Тобиас внимательно посмотрел на Северуса, пытавшегося понять сказанное.

− Если я так буду говорить, то как мне дружить с Лили? Она магглороженная и гриффиндорка!

«Вот мы и подошли к сути проблемы», − подумал Тобиас, наблюдая, как Северус отставил тарелку и, поднявшись на ноги, начал мерить шагами комнату и затем, словно приняв какое-то решение, остановился и, сев на прежнее место, принялся говорить.

Сбивчиво, скомкано, перескакивая с темы на тему, Северус с горячностью рассказывал о том, как еще в поезде встретил Поттера, про их стычки и драки, как Лили попала в Гриффиндор, про однокурсников и учителей, относящихся к Слизеринцам с предубеждением.

Слушая его речь, Тобиас только сочувствующе кивал, понимая, что Северусу, скорее всего, тяжело ощущать, как рушатся воздушные замки.

− И как со всем этим мне поможет твоя мимикрия? − с досадой спросил Северус, отодвигая от себя пустую тарелку, и с обидой добавил: − Мама не говорила, что Слизеринцы не жалуют полукровок.

− Забудь ты уже про эту чистокровность, − взмахнул рукой Тобиас, − прежде всего, ты умный парень, добрый, отзывчивый и для Лили, как я вижу, хороший друг. Так используй это! Будь умнее, смотри на них, читай их, как свои книги, и говори, что они хотят услышать, но оставайся верен себе и свой семье!

Тобиас порывисто обнял сына, который, к приятному удивлению, вжался в него, как в раннем детстве, словно снова искал защиты от огромных дворовых собак.

− Я постараюсь, − шмыгнул носом Северус, − и почему жизнь не справедлива?

− Ну, − вздохнул Тобиас, проводя рукой по волосам Северуса, − впереди еще и похлеще будет, ты, главное, всегда помни, что у тебя есть мама и я, хорошо? И как думаешь, может, стоит уже постричь и помыть волосы?

− Нет! И они чистые! — Северус отстранился от отца и бросил взгляд на зеркало, висящее на стене. − Это гель, мне Люциус дал. Чтоб как у аристократа, волосок к волоску.
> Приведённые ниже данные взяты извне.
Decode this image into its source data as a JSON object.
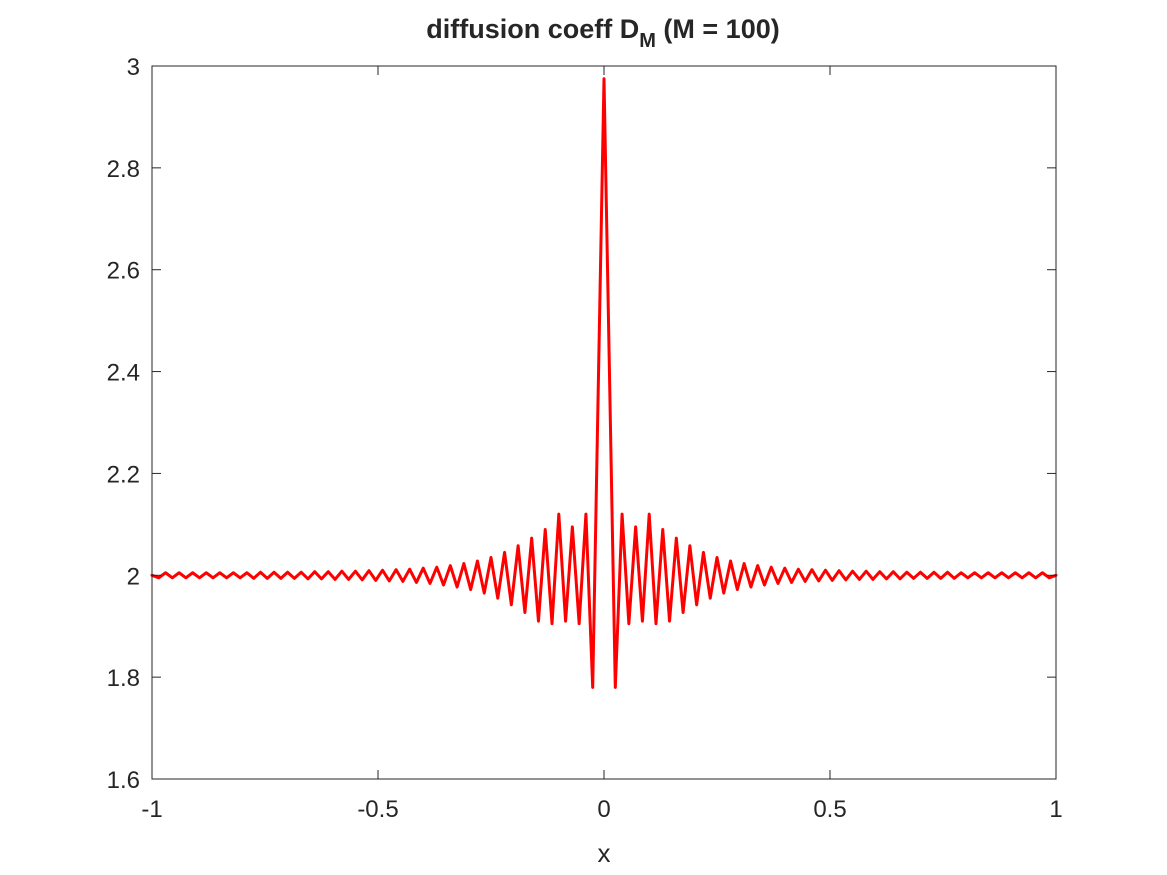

Пытаясь скрыть смех, Тобиас принялся собирать тарелки, поражаясь тому, какой его сын еще в сущности ребенок.

− Как прошло? − Эйлин с волнением посмотрела на Тобиаса, но, заметив на его лице улыбку, отложила брошюры, в обилии лежащие перед ней на столе, и приготовилась слушать.
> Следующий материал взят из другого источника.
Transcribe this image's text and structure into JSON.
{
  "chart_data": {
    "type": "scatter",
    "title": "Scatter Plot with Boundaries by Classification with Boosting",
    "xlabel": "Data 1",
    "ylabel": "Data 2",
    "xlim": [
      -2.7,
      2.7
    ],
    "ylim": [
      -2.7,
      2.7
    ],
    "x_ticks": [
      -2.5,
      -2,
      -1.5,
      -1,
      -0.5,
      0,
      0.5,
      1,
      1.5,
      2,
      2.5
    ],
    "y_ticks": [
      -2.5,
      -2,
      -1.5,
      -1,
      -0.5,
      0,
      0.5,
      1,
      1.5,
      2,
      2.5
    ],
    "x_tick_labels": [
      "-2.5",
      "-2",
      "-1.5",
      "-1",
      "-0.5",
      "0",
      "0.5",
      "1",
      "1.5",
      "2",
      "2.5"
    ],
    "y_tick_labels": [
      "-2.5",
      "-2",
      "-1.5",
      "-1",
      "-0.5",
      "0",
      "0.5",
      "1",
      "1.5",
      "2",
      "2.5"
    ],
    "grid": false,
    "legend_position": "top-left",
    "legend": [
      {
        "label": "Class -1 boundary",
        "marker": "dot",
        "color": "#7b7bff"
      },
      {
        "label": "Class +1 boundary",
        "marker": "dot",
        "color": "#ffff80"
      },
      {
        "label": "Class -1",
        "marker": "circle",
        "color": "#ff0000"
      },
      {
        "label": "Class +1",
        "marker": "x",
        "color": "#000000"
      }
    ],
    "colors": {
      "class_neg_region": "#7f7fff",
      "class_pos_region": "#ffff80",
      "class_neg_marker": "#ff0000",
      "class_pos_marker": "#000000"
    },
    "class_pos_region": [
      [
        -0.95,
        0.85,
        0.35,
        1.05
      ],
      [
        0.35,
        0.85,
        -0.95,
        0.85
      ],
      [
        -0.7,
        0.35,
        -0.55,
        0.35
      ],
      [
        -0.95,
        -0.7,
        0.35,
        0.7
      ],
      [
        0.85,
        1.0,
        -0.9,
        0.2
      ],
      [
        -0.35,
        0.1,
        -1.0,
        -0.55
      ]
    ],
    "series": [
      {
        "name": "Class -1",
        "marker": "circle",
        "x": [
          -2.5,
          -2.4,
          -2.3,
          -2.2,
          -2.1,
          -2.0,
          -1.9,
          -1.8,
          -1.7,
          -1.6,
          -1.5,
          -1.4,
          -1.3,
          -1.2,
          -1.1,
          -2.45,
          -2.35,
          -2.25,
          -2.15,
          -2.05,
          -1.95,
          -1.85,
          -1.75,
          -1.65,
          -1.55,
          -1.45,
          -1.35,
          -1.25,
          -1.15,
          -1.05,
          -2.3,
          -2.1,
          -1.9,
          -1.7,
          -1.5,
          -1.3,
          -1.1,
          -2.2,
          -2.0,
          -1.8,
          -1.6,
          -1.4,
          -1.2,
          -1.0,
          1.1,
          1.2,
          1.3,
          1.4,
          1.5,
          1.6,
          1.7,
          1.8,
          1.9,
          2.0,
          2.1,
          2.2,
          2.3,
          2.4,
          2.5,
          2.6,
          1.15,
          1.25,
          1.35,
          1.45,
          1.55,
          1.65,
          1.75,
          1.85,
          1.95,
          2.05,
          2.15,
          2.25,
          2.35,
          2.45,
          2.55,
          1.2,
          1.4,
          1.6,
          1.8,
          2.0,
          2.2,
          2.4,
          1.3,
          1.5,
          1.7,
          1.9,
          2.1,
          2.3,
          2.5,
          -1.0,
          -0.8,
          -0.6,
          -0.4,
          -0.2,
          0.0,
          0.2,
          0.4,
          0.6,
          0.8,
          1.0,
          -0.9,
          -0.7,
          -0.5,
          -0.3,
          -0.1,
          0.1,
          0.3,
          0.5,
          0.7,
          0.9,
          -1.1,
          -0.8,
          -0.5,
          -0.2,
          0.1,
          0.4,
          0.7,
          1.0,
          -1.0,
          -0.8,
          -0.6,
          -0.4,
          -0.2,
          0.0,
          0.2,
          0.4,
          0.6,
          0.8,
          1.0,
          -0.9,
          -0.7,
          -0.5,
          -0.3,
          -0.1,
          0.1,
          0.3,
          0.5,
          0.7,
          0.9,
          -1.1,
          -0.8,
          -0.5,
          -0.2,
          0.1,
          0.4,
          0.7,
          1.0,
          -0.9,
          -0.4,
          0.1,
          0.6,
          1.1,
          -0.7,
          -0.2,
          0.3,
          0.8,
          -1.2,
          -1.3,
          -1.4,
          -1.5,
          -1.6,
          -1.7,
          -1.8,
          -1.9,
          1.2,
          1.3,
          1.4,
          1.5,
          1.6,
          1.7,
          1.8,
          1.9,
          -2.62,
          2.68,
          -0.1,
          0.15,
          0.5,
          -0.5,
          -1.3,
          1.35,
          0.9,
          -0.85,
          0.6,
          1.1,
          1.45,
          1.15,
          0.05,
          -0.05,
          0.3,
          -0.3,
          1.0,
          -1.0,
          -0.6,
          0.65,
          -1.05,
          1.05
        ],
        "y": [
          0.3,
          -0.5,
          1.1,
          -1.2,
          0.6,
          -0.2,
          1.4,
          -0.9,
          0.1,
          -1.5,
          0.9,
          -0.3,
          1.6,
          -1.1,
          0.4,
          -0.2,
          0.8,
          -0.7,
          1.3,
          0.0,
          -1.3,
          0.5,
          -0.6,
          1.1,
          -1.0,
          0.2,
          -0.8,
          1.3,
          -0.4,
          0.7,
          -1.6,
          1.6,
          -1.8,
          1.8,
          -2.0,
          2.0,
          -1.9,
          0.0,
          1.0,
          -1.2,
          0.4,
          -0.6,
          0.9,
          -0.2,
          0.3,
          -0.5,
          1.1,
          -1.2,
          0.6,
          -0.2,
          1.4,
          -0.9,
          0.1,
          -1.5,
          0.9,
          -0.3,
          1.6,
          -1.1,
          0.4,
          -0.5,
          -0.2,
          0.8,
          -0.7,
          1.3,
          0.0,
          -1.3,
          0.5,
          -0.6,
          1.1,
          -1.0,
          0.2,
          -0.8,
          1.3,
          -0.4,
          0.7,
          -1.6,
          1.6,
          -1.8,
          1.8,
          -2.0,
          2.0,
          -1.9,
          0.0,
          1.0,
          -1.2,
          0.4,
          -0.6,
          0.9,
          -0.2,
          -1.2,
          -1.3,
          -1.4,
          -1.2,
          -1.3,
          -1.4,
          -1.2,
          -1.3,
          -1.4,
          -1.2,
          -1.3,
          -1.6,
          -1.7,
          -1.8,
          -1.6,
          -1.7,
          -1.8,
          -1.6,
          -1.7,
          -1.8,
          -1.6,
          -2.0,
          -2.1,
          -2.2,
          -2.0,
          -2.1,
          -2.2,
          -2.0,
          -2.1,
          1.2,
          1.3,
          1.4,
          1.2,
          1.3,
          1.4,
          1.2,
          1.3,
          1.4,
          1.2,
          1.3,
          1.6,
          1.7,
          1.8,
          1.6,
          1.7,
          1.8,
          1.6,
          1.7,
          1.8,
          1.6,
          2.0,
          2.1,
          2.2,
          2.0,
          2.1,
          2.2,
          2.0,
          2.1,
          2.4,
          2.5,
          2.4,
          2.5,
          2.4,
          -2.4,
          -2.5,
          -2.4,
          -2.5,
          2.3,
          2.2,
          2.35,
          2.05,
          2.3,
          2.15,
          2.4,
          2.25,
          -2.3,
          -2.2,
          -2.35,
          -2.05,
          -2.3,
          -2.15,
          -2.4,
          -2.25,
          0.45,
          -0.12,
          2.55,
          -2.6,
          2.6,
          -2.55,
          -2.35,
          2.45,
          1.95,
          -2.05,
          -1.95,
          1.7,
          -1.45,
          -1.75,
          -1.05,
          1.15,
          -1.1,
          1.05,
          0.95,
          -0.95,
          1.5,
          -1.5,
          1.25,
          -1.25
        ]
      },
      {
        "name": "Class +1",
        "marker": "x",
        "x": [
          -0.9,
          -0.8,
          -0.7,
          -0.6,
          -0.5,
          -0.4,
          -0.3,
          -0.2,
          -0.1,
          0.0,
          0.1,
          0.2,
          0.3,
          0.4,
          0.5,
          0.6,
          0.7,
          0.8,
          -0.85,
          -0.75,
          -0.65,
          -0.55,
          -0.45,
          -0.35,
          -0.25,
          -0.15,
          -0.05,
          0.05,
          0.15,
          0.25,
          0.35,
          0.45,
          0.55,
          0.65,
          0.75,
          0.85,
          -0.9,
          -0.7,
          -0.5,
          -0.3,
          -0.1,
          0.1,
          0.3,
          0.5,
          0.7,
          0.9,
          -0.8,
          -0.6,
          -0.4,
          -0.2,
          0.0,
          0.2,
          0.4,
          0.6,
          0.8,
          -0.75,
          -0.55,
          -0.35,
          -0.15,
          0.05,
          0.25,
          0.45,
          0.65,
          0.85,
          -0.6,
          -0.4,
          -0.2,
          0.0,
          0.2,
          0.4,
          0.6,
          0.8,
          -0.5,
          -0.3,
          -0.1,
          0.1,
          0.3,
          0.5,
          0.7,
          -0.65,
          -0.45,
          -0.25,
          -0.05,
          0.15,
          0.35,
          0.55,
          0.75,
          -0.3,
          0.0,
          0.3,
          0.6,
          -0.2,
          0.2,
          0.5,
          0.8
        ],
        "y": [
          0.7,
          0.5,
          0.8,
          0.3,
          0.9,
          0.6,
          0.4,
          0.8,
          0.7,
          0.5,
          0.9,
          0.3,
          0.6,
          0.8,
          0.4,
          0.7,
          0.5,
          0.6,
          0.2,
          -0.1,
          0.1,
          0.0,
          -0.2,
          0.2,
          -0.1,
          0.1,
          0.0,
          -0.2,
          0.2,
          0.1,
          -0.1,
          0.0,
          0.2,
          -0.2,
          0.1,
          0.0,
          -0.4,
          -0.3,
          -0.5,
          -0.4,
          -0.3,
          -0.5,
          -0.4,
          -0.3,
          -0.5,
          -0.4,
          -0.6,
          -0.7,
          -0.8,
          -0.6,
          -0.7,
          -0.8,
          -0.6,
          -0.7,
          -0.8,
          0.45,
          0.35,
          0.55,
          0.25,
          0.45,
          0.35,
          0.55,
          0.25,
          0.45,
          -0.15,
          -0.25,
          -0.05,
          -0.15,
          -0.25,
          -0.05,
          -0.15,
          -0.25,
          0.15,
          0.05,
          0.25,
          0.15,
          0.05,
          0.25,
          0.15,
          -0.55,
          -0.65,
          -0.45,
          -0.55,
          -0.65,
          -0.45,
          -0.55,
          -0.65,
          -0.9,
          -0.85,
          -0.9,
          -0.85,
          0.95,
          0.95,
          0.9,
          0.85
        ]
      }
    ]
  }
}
− Об этом я и говорила, когда хотела, чтобы он учился в Когтевране, — сказала она, размышляя над услышанным, — теперь уж пусть подстраивается.

− Именно это я и сказал, − ответил Тобиас, взяв в руки один из буклетов и прочтя название, с удивлением посмотрел на жену, − ты решила сменить работу?
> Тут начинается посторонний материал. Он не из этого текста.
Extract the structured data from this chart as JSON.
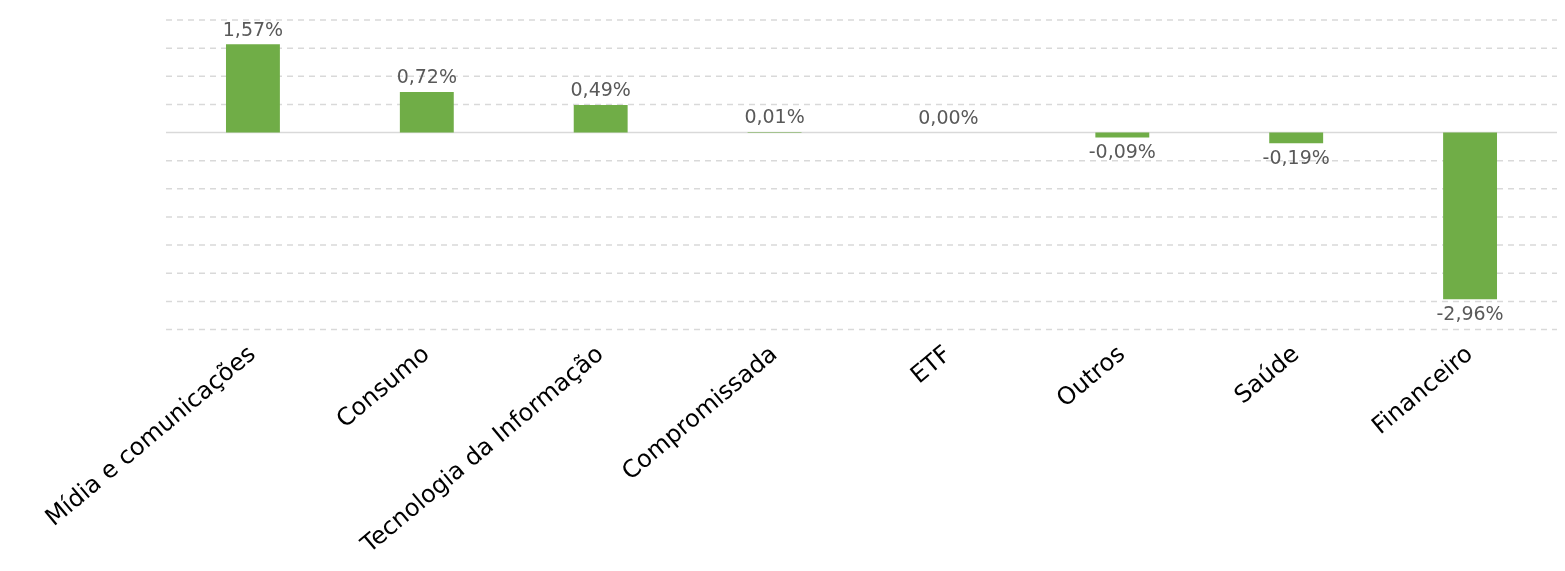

− Я решила получить образование, − поправила она, − в среду в больницу приходил человек и рассказал, что в расположенном неподалеку университете открыто несколько льготных вакансий для работников больницы, понимаешь?

Эйлин посмотрела Тобиасу в глаза, пытаясь понять, уловил ли он ее мысль, но тот смотрел все с тем же непониманием.

− Я думал, что тебя все устраивает, − наконец произнес он несколько расстроенно.

− Да, − мягко ответила Эйлин, − но время идет, и мне тридцать через несколько месяцев, и я не хочу до старости быть медсестрой.

− Старшей медсестрой! А кем ты хочешь быть? Экономистом? — Тобиас положил буклет на стол и, скрестив руки, посмотрел в окно, всем видом выражая недовольство.

− Я думаю, кем, и очень надеюсь, что ты мне поможешь. Ты сам говорил, что твоя самая большая мечта — сделать меня счастливой, так вот тебе еще одна возможность, − проговорила она еще мягче и даже обняла его за плечи, заставив Тобиаса растеряться.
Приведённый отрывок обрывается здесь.